In the close to twenty years I’ve been doing this, I’ve encountered the rare a**hole, sure. By far, though, even when dealing with people so profoundly attractive it would make your toes curl, people are, by and large, just people. Sometimes they decline politely. So what? Doesn’t bother me. On rare occasions I’ve run across a rude idiot. So what? Doesn’t bother me. So don’t be afraid of, or nervous about, contacting the best looking models you come across. Be polite. Be cordial. Be friendly. Don’t be pushy. Don’t be rude. Don’t come across as brash, or obnoxious, and one of two things will happen in almost every case: (1) They’ll say yes. (2) They’ll say no. (1) is a win. (2) is no big deal at all.

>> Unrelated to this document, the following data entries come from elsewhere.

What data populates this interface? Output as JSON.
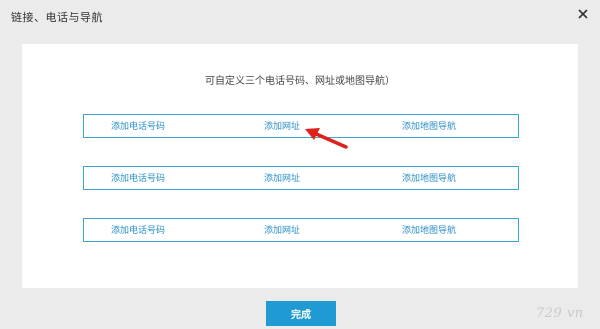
{
  "dialog": {
    "title": "链接、电话与导航",
    "close_icon": "close-icon"
  },
  "panel": {
    "instruction": "可自定义三个电话号码、网址或地图导航）",
    "rows": [
      {
        "phone": "添加电话号码",
        "website": "添加网址",
        "map": "添加地图导航"
      },
      {
        "phone": "添加电话号码",
        "website": "添加网址",
        "map": "添加地图导航"
      },
      {
        "phone": "添加电话号码",
        "website": "添加网址",
        "map": "添加地图导航"
      }
    ]
  },
  "annotation": {
    "icon": "red-arrow-icon",
    "color": "#e0201b"
  },
  "footer": {
    "done_label": "完成"
  },
  "watermark": {
    "text": "729 vn"
  },
  "colors": {
    "accent": "#1f9ad3",
    "border": "#3aa5cf",
    "link": "#2a8fc5"
  }
}
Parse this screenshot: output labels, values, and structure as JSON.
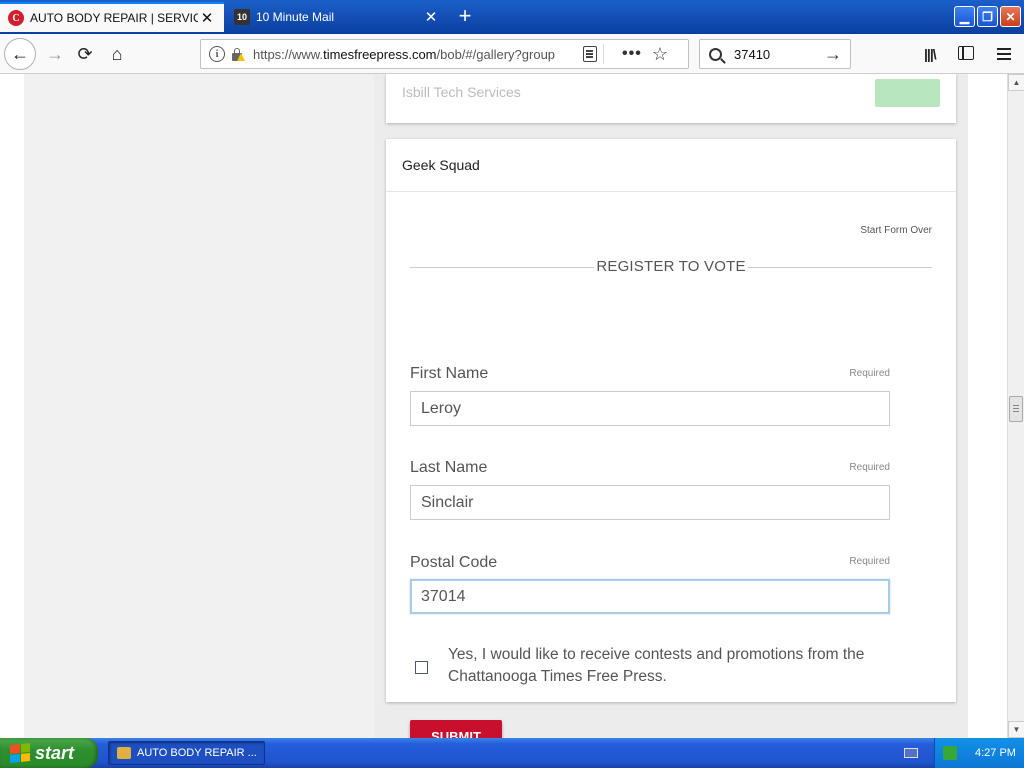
{
  "tabs": [
    {
      "favicon": "C",
      "title": "AUTO BODY REPAIR | SERVICES",
      "close": "✕",
      "active": true
    },
    {
      "favicon": "10",
      "title": "10 Minute Mail",
      "close": "✕",
      "active": false
    }
  ],
  "window_controls": {
    "new_tab": "+"
  },
  "navigation": {
    "url_prefix": "https://www.",
    "url_host": "timesfreepress.com",
    "url_path": "/bob/#/gallery?group",
    "search_value": "37410"
  },
  "page": {
    "previous_card_title": "Isbill Tech Services",
    "card_title": "Geek Squad",
    "start_over": "Start Form Over",
    "section_title": "REGISTER TO VOTE",
    "fields": [
      {
        "label": "First Name",
        "required": "Required",
        "value": "Leroy"
      },
      {
        "label": "Last Name",
        "required": "Required",
        "value": "Sinclair"
      },
      {
        "label": "Postal Code",
        "required": "Required",
        "value": "37014"
      }
    ],
    "checkbox_label": "Yes, I would like to receive contests and promotions from the Chattanooga Times Free Press.",
    "submit": "SUBMIT"
  },
  "taskbar": {
    "start": "start",
    "task": "AUTO BODY REPAIR ...",
    "clock": "4:27 PM"
  },
  "colors": {
    "submit_bg": "#c8102e",
    "focus_border": "#a8cce6",
    "prev_button": "#b8e6bf"
  }
}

Another of the most valuable of all tips I can give when it comes to how to find models for photography in your area who will work for free is to make sure that you have GOOD communication with the model. Make sure both parties are super-clear on what each one needs from the shoot, and want each one is going to get. Discuss as many details as you can BEFORE you agree to doing the shoot and make sure you’re both entirely on the same page. Make sure the model knows what he or she will be doing, and exactly what they’ll be getting in exchange for doing it.
Make sure you and the model both agree, before agreeing to do the shoot, how they’ll be getting the TFP images. Will they be getting full resolution copies, or only low-resolution previews? (Most models will want at least a good few print-resolution copies) Do you have a problem with sending the model unprocessed RAW images from the shoot? Will you be providing copies of ALL shots taken at the shoot? Or, just a selection of completed photos you choose to release? If the latter, how many can the model expect as a minimum? And, what compensation might you be able to provide if, for some reason, it turns out you can’t meet that minimum? Will you be e-mailing the photos to the model? Or, uploading them to a server somewhere where they can go to download them? Or, will you be burning them to a CD and mailing them the CD? Or, will you two have to meet somewhere to hand-off the CD? How long will it take after the shoot before the model can expect to get the photos? Will the model need to sign a model-release for the photos? (You should pretty much always require the model to sign a model release) How long will the shoot be? Will you allow the model to bring a chaperon? Will you have an MUA, and/or stylist on set? If you won’t, can the model bring their own if they wish? Is there anything special the model needs to bring, or that you need to have on set? Will you be providing wardrobe, or will the model?
Make sure all of this is known, and all parties are clear on all of it so that there’s no miscommunication nor misunderstandings.